Accordingly the present invention has provided a method and an apparatus for online identification of safe operation and advance detection of unsafe operation of a system or a process which is useful and advantageous method and can be applied in a systematic and rational manner using wavelet transforms for denoising with online criteria related to safe process operation. Particularly, the present invention discloses a systematic and improved method for identification of safe process operation and advance detection of unsafe process operation, even when the monitored signals of process variables from the process are noisy, and which allows for inferring effects of changes in process states and operating conditions to be reliably inferred from the monitored process data. The method is robust and is based on scientific rationale and can be used for signals obtained online by sensors monitoring the changes in the process variable(s) as measurements and suitably digitized to rescaled time-series data by analog to digital (A/D) apparatus. Inferences regarding safety in process operation can be made accurately and quickly and is applicable to situations independent of the phenomenological description of the process, of the availability of mathematical models and does not use per-se the operating process parameter values in making the inferences about safe and unsafe process operation.

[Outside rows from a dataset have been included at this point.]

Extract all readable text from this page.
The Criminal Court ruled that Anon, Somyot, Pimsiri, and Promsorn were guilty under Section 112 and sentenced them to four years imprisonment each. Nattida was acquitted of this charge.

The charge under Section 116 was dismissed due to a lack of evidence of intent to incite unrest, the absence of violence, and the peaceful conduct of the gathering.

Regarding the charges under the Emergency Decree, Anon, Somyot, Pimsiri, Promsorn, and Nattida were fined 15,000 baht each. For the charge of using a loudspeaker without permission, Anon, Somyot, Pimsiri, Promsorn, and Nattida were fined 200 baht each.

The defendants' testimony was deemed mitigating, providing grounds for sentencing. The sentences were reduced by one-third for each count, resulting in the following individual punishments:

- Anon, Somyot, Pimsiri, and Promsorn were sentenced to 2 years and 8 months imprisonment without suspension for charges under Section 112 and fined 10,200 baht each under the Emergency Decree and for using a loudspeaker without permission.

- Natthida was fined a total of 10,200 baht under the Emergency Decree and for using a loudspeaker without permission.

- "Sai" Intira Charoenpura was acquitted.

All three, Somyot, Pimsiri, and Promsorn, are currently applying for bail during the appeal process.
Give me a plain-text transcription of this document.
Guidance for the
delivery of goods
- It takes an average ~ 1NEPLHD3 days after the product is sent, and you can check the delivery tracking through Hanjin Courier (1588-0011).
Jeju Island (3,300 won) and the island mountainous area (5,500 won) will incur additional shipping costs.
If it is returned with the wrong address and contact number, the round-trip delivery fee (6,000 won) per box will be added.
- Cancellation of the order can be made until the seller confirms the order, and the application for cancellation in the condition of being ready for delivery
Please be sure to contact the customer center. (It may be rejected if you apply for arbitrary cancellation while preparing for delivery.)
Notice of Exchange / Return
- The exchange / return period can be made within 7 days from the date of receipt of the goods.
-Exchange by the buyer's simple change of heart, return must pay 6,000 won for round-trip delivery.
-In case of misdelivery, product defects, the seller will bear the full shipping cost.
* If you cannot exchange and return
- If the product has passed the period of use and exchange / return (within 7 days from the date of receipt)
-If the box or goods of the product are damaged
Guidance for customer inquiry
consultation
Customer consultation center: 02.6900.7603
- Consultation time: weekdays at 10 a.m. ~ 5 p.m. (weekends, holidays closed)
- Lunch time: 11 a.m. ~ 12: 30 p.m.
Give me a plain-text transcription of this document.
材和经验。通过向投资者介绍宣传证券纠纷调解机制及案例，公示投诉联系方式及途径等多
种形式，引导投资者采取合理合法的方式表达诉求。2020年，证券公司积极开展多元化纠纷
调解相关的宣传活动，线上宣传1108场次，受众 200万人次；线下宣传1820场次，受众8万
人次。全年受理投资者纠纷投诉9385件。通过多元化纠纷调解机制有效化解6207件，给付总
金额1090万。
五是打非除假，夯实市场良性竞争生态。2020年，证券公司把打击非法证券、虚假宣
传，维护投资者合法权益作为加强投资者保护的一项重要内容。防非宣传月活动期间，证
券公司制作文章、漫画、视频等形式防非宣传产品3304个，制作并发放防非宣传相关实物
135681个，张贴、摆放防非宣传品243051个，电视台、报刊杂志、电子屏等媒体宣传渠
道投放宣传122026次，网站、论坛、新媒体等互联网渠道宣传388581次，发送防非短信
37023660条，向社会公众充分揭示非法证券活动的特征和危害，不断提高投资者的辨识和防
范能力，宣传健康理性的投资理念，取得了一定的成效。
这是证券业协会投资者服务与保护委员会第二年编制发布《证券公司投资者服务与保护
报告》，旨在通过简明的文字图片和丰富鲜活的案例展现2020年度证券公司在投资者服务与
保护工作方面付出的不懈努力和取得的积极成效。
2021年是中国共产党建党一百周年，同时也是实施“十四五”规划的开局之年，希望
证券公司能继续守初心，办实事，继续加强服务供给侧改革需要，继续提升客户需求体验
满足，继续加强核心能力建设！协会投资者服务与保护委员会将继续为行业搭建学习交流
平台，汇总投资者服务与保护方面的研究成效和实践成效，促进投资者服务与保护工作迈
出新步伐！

The main object of the present invention is to provide an improved method for the online identification of safe operation and advance detection of unsafe operation of a system or process.
Another object of the invention is to show that the identification of safe operation and detection of unsafe operating condition can be incorporated effectively in an apparatus monitoring process signals.
Yet another object of the invention is to show that the identification of safe operation and detection of unsafe operating condition can be made in real-time by incorporating the modifications to the monitoring apparatus.
Still another object of the present invention is to provide an apparatus for online identification of safe operation and advance detection of unsafe operation of a system or process that can lead to better and accurate inferences about process behavior.
One more object of the present invention is to bring out that a combination of the above objects in a systematic manner provides a new general framework for the online identification of safe operation and advance detection of unsafe operation of systems or processes.